INVESTIGADORES
GIL Sandra Viviana
congresos y reuniones científicas
Título:
Transnationalism, Gender and Migration Policies: Latin American Migration to Spain
Autor/es:
GIL ARAUJO, SANDRA
Lugar:
Manchester
Reunión:
Workshop; Workshop Feminization of Labour: Domestic Work and Affect in a Transnational Context,; 2010
Institución organizadora:
Universidad de Manchester
Resumen:
Almost 200 million people are currently estimated to live away from their place of birth. This represents almost 3% of total population, a percentage that resembles the international migrations of the 1960. As a reflection of the expansion process of the capitalist economy and of the changes undergone by the international division of labor, there was an accentuated growth in migration flows of diverse national origins from developing to developed countries during the 1990s and this was reinforced between then and 2005, generating a “phase of transition towards a South-North migration pattern”.Latin American countries have not been exempt from these dynamics; on the contrary, as it was well acknowledged in the title of an article published in the newspaper El País on October 12, 2005, Latin America is also an Emigrant factory.
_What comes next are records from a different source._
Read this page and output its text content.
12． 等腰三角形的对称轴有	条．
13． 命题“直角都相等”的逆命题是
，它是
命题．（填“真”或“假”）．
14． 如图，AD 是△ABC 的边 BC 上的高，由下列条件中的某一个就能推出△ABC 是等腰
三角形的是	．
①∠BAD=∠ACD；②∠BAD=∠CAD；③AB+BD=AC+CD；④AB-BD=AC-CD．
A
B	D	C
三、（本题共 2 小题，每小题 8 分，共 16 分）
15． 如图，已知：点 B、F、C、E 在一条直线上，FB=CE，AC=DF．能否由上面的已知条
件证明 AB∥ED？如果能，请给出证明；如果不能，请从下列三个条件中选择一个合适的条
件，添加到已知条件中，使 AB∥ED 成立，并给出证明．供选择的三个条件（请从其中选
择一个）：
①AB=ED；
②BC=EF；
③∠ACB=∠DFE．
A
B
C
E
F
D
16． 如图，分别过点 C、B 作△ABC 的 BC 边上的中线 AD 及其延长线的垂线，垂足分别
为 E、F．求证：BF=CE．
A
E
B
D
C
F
Over the past decades, the Spanish territory has become the second destination for Latin American migration flows after the USA, consolidating its role as an immigration-receiving country. Migrations between the Latin American region and Spain must be interpreted in the light of two processes that have defined a history of encounters and conflicts between these two territories: the colonization of Latin America and the populous migration flows from Spain to Latin American countries. A migration system connecting different points of the Latin American continent and the South of Europe was constituted as a result of the massive European migrations that occurred between the last quarter of the 19th century and the mid-20th century. Once this migration system was established, the direction, the volume and the composition of population movements were conditioned by specific economic, political and social circumstances. Currently, the transatlantic system involves, on one side, a growing number of Latin American countries and, on the other, Spain and -to a lesser extent- Italy and Portugal. Unlike the migrations of the 19th and 20th centuries, displacements now are mainly Northbound, from Central and South America to Europe.